I also found it suggested that perhaps the best way to travel south to London from the Midlands was to stand on a platform at Rugby for about an hour while a number of other trains passed by going in the right direction and presumably only stopped with their doors open to lure unsuspecting travellers to a mysterious future in Milton Keynes. Given that the train station in Rugby is approximately a squillion miles from the town centre but very handy for the cement works, I declined the website’s suggestion of a stay there.

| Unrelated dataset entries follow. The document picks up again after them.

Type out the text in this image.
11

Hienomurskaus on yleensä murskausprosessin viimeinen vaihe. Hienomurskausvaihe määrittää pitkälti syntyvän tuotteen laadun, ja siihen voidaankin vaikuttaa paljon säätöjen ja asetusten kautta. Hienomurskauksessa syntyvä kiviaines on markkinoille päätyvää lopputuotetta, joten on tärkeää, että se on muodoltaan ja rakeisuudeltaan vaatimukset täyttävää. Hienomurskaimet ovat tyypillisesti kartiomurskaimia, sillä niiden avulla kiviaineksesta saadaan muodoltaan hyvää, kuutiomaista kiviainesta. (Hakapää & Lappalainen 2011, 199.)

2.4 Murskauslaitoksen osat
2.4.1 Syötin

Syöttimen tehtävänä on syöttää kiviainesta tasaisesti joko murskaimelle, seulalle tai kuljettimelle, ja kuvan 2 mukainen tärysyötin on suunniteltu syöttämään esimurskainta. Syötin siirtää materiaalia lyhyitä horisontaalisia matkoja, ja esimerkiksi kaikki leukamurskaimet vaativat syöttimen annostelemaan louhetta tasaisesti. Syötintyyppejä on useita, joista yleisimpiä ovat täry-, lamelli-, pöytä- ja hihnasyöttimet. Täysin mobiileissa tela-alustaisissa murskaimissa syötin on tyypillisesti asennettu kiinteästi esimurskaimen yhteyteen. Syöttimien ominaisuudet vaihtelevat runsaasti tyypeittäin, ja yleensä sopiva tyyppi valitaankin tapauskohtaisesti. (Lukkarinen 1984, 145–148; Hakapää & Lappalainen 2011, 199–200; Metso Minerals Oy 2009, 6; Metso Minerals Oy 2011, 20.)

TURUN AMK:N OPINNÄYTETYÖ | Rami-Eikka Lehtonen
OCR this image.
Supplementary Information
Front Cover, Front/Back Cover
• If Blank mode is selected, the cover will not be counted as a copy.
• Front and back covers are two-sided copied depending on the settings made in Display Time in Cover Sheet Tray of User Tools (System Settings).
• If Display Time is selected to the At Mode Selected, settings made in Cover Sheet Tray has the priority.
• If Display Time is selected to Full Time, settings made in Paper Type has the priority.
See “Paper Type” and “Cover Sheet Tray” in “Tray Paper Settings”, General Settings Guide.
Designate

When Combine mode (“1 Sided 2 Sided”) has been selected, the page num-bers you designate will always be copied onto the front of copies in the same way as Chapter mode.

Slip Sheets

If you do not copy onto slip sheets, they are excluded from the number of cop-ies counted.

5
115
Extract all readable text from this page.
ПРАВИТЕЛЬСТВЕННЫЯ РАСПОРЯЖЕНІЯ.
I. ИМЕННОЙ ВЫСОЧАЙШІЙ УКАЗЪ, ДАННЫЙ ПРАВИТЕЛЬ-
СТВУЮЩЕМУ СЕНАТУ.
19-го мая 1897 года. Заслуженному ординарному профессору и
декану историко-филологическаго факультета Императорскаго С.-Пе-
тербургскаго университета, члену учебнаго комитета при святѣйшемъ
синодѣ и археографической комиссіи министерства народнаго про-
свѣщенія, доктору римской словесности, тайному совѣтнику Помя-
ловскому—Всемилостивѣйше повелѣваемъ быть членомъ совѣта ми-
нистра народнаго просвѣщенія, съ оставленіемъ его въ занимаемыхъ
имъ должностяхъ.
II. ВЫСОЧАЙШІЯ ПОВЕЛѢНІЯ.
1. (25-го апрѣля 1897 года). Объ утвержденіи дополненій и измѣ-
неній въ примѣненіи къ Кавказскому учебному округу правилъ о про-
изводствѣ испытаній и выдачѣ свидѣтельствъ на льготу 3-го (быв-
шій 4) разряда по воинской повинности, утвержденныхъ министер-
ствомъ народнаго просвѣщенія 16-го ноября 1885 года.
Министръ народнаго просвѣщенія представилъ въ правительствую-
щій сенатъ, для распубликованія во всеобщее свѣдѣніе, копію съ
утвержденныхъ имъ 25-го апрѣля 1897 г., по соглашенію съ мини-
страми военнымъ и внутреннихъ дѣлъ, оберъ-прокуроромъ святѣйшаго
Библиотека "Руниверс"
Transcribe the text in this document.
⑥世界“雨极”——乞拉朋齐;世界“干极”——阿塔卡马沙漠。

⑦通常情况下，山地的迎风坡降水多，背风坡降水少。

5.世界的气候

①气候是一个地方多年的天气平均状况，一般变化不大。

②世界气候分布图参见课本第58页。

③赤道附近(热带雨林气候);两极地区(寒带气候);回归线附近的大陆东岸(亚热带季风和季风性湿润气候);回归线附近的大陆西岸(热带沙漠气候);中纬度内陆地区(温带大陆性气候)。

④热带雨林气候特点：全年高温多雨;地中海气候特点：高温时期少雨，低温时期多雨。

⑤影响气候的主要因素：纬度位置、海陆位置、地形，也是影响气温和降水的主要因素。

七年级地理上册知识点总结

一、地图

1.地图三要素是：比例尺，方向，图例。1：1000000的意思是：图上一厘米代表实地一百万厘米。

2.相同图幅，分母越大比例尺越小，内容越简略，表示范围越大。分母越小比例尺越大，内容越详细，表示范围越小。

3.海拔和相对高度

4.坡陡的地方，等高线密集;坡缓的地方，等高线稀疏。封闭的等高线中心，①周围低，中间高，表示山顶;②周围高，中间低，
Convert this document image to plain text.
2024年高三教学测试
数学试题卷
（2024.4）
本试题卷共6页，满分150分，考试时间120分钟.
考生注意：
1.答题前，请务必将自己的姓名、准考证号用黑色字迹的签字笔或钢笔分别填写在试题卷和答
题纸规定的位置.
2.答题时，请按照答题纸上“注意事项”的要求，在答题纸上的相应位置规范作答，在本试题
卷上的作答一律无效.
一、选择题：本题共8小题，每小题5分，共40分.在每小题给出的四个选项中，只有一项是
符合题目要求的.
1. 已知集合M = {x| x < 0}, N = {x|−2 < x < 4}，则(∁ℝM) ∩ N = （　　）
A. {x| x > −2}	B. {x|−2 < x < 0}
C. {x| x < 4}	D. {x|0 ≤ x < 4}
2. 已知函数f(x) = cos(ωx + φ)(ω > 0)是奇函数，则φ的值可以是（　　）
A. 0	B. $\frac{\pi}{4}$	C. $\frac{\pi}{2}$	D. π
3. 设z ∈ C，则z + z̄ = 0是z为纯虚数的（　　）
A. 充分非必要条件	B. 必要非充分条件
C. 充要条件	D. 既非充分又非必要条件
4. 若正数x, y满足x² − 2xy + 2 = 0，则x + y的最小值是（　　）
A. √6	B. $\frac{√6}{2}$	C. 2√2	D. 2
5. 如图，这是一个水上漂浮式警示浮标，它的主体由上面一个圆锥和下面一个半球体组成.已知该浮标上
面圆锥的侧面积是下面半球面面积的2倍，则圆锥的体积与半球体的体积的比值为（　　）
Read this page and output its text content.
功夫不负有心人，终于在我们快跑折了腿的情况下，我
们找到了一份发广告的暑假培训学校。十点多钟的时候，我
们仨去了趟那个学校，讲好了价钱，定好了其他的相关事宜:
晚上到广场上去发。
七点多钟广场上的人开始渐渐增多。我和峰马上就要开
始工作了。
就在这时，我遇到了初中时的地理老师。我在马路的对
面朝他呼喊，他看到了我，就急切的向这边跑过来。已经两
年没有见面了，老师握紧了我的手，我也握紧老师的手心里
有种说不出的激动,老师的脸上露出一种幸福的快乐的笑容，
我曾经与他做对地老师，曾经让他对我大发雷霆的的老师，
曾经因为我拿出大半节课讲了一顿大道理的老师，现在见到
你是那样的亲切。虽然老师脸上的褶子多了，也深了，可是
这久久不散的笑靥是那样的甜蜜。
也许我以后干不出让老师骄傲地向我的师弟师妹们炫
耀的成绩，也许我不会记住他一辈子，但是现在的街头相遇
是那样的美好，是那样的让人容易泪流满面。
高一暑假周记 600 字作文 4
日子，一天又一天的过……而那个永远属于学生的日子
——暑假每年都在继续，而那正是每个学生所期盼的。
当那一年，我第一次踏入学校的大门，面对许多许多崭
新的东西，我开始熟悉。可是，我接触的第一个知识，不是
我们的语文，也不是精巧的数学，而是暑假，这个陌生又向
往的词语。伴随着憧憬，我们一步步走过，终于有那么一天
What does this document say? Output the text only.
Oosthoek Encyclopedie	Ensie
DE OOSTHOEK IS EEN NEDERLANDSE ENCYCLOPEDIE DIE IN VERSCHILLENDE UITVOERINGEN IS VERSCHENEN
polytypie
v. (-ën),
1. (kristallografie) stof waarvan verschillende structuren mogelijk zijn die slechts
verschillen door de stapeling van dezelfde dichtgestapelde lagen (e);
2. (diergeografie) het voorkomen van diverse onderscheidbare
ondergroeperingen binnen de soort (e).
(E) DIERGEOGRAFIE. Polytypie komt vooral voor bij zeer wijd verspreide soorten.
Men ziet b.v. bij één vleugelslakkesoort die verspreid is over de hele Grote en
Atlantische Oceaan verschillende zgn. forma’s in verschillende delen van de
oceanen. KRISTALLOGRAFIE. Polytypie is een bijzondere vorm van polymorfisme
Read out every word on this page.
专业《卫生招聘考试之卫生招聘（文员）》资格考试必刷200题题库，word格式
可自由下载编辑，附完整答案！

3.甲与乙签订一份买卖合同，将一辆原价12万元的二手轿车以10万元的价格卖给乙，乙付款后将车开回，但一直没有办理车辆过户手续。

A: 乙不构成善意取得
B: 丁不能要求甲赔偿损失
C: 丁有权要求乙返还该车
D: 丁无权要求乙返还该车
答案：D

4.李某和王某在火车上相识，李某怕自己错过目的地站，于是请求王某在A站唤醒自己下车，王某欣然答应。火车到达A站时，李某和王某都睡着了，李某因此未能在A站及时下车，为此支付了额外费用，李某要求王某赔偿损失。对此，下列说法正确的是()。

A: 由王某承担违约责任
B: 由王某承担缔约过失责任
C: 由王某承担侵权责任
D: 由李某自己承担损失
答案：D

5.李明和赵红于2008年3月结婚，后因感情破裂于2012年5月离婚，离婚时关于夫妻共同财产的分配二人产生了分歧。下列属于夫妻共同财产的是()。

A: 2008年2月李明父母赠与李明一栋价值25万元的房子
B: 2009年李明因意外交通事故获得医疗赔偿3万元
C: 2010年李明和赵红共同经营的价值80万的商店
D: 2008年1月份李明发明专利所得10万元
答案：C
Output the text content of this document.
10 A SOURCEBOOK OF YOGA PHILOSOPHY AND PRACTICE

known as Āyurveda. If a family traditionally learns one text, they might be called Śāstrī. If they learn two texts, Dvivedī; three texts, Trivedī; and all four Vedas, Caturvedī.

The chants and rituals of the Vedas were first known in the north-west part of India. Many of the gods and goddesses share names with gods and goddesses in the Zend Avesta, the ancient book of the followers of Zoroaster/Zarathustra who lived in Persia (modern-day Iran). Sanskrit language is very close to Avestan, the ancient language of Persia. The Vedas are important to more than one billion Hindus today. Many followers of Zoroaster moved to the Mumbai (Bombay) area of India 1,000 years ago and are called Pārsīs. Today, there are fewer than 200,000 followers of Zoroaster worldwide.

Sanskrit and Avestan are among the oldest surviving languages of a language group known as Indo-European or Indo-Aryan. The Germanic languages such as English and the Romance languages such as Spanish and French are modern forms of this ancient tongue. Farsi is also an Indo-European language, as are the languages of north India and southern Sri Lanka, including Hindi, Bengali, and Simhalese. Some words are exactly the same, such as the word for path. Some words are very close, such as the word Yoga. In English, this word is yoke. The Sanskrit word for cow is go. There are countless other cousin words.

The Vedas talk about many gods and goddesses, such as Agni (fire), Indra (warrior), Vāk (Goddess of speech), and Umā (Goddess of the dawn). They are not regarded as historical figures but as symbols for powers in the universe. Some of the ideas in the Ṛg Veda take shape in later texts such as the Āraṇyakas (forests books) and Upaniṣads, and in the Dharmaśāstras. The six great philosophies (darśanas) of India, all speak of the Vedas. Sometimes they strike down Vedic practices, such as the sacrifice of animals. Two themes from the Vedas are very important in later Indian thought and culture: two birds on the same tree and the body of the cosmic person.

What other strange geographical traps exist in this other universe? Is there a station under the Severn where locomotives from Arriva Trains Wales and First Great Western re-enact the rising of Owain Glyndŵr? Do SNCF trains sneak across the Channel Tunnel at night to drink wine and laugh at their slowcoach English brethren? Are apostate CrossCountry trains hunted by their former co-religionists from Virgin Trains to be sacrificed to Richard Branson? Is Dr. Beeching chased along the tracks at night by Isambard Kingdom Brunel, vampire hunter? Are there copies of Metro on the seats that contain news of vital importance to the day’s current affairs?

Or should National Rail get their algorithms sorted out? Yes. Probably they should.